◆ 包み序詞 ◆ 俊頼の歌道での活動は、「従来の和歌的伝統を打破すべく万葉語や俗語な
どを積極的に取り入れ、新しさやめずらしさを追求した極めて革新的なもの」(久保田淳編「古典
和歌必携」昭和六十一年・学灯社)を目指していたのです。従ってこの歌でも、第一句から「うか
りける」と詠みだして、第四句「激しかれ」と第五句「祈らぬ」の縁語群を挿入しています。
いわば「包み序詞」とでも言うべきこの技法は、百人一首の中で序詞を用いた歌十六首の中でも次
の四首に限られます。
十六番(中納言行平)・・・・・因幡の山の峯に生ふる・・・・・・・・松
五一番(藤原実方)・・・・・・いぶきのさしもぐさ・・・・・・・・・さしも
九二番(二条院讃岐)・・・・・潮干に見えぬ沖の石の・・・・・・・・乾く間
九七番(権中納言定家)・・・・松帆の浦の夕凪に焼くや藻塩の・・・焦がれつつ
これらの四首はいずれも下の句に出てくる一つの縁語に一義的に繋がっているのですが、俊頼の
序詞は「初瀬ー祈らぬ」、「山おろしー激しかれ」と二重に下の句の言葉にからんでいます。

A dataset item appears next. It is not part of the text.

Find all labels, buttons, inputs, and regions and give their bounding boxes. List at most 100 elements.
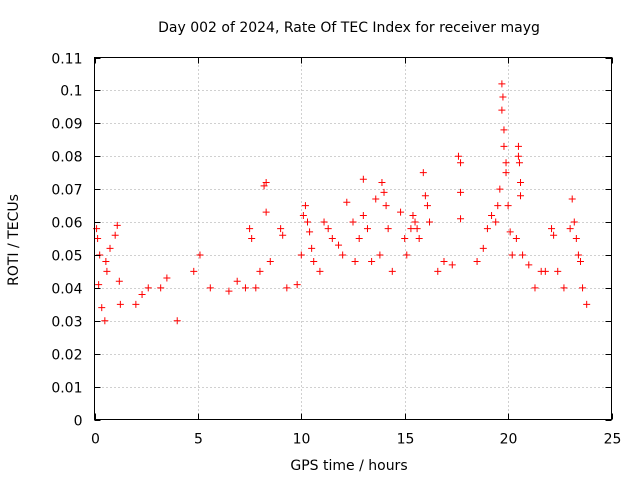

この複雑な序詞と縁語の絡みに加えて、用いられている言葉そのものがやや和歌の世界に馴染ま
ないものが出ています。「山風」ではなく、「山颪」であり、又「激しかれ」など、甚だ口語的で
すし、「祈らむ」ではなく「祈らぬ」且つ「ものを」などと意外な言葉の用い方になっていて、当
然百人一首では、この歌だけの用語です。
◆ 山 颪 ◆ 「やまおろし」は山から吹き下ろすはげし風のことですが、初瀬の山は地形的
に激しい風の山颪など考えられないように思います。現在の長谷寺の周辺は、次のようになってい
ます。
櫻井市の東北方面には、大神神社のご神体である三輪山(四六七メートル)があり、その東側に
巻向山(五六七メートル)が隣接しており、さらにその東となりが初瀬山になっています。現在では
ぼたんの名所として知られている長谷寺はその南の麓にあり、谷間を西から東へ、奈良から三重県へ
抜ける初瀬街道(国道一六五号線)が通っており、それに並行して私鉄電車の近鉄線が走っています。

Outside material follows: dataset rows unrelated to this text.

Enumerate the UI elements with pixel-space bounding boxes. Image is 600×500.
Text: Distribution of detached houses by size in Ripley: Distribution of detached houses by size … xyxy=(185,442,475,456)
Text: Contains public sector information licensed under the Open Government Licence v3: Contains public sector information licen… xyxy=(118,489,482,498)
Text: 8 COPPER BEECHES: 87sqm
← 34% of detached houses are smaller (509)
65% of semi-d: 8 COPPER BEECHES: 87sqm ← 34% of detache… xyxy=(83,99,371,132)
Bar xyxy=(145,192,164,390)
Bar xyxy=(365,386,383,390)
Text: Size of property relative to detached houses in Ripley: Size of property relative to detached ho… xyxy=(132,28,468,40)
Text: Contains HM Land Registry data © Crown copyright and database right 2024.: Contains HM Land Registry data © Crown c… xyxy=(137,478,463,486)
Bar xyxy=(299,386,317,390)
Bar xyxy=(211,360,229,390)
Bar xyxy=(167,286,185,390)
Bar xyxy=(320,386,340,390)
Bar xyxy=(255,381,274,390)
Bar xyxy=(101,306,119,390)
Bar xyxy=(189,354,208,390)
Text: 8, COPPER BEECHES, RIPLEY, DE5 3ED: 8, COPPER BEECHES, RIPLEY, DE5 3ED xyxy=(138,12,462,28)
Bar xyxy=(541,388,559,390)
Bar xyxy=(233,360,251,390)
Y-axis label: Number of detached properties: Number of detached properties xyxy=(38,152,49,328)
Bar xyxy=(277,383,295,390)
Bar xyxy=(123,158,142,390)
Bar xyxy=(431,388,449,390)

山間の長谷寺駅前からは長谷寺やその門前町が見渡せ、ごく狭い谷間の地のため、激しい
山嵐とはぴんとこない感じを受けます。
◆ 金葉和歌集 ◆ 第五番目の勅撰集として白河法皇が下命し、俊頼が撰した「金葉和歌集」 には六百五十首ほどの歌が入集していますが、最多入集歌人は選者自身の俊頼で、次いで父親の 経信となっていて、いわば重代歌人の自画自賛とも言える採歌結果になっています。金葉集に見 られる俊頼の歌で、いわくつきのものは、次の春の歌で、百人一首の片割れと言われている百人 秀歌での俊頼の歌になっているものです。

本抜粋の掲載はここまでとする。